Sound effects in Territory War are also minimal, mainly thanks to the small arsenal of weapons our soldiers of conquest have. With only a grenade, a rifle and a melee attack – represented by a boot icon, we were not surprised by the number of audio effects available. The sound effects do sound clear and authentic, with the rifle shots sounding like real shots being fired. Sadly, these sound effects tend to get overwhelmed by the sound track - especially the heavy metal themed music playing on certain stages.

The Strategies of War

Afro-Ninja’s Territory War is a strategy game where you must clear each level by strategically eliminating all of your opponent’s troops. The game is turn-based, so the player and their rival takes turn in moving and attacking. On each turn, you get to decide whether you want to move, attack, hide or just stay still in hope that the enemy will think you are a lamp post so will not attack you. If the player decides to move, a distance traveled bar will fill up - once filled up, the player’s movement will end and the player will need to decide whether they want to attack or just end their turn.

Attacking in Territory War is presented in the same manner as other strategy games. The player will need to either aim or adjust the trajectory of their weapons in order to hit the enemy. The grenade for example needs the player’s input on the angle and strength of the throw, using the directional keys to control the direction and angle of the throw, while the space bar manages the power of the throw. Mastering the art of throwing a grenade will definitely make your life easier in this game since the grenade is the most damaging weapon in your whole small arsenal. A rifle is also available and can be used quite efficiently since it is easy to use, just aim with the directional keys then shoot – it is that simple. And last but not the least, the last attack option our stick trooper utilizes is the boot or as we call it, the Spartan kick since it reminded us of the movie 300. It might not be the most useful attack in terms of damage but it can definitely eliminate an opposing soldier especially if they are near a ravine or a cliff - we love kicking soldiers off crevices while shouting Leonidas’ memorable line from movie 300.

Territory War also provides additional modes of play to keep players happy once they have finished playing the main campaign.

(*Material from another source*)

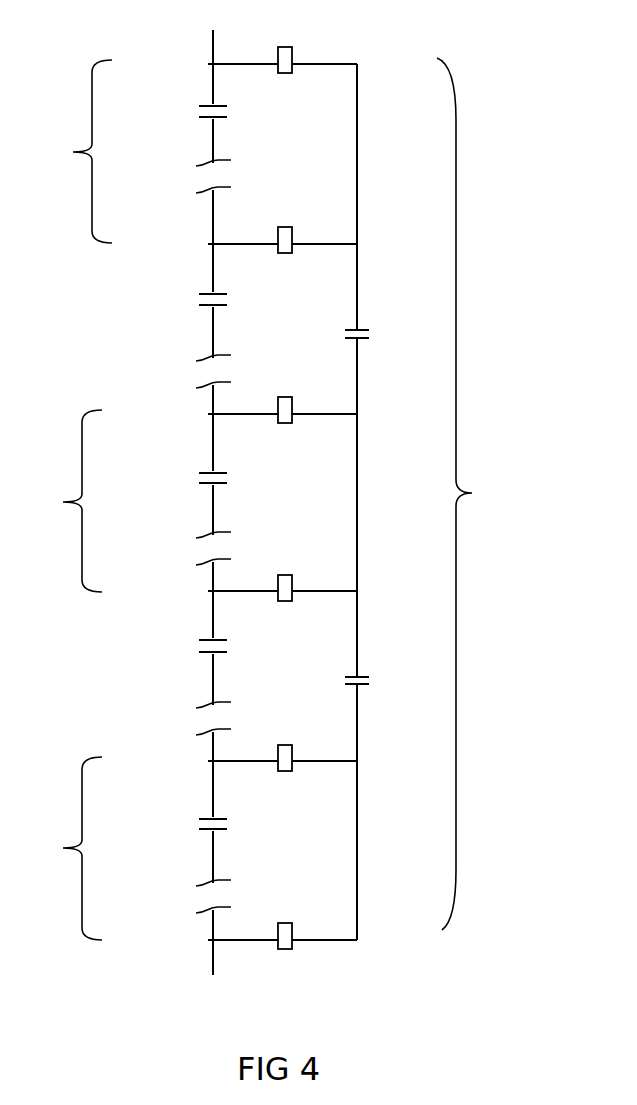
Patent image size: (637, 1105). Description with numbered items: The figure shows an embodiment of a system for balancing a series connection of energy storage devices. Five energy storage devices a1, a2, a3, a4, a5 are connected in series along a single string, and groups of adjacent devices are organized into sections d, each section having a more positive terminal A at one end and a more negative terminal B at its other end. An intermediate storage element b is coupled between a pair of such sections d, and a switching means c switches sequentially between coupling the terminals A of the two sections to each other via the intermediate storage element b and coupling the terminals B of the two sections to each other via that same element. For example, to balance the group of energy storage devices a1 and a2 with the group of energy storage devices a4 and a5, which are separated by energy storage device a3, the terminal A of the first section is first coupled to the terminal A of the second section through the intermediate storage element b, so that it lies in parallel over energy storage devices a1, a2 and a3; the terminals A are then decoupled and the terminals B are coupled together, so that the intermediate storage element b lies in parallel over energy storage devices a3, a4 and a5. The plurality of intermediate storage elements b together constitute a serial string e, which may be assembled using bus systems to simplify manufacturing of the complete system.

The Challenge Mode requires players to accomplish certain objectives in order to clear each level. Additional game modes such as the Grenade Tossing Mode - where the player needs to throw a grenade through a golden ring and the classic Shooting Mode are provided to keep Territory War alive for just a few more hours. One additional mode we totally enjoyed was the Custom Battle, where you can fight with another player, not the same old CPU. While playing against a friend is fun, the fact that both of you must share the same keyboard and must constantly swap places in order to take turns can get annoying and tiresome. Still, these bonus modes accomplished what they needed to do and that was to add replay value to the game.

Mission Accomplished

Territory War might not be a powerhouse in terms of visuals but it certainly is a contender when it comes to game music. With a tried and tested gameplay formula and additional content to keep people playing, Afro Ninja's Territory War is a game worth recommending to strategy game enthusiasts and to new players looking for game to keep them occupied during their free time. While improvements were needed in some areas of the game, the game’s shortcomings were easily overlooked thanks to the game’s other merits. Territory War won the battle but unfortunately did not win the war; we give it an 85/100.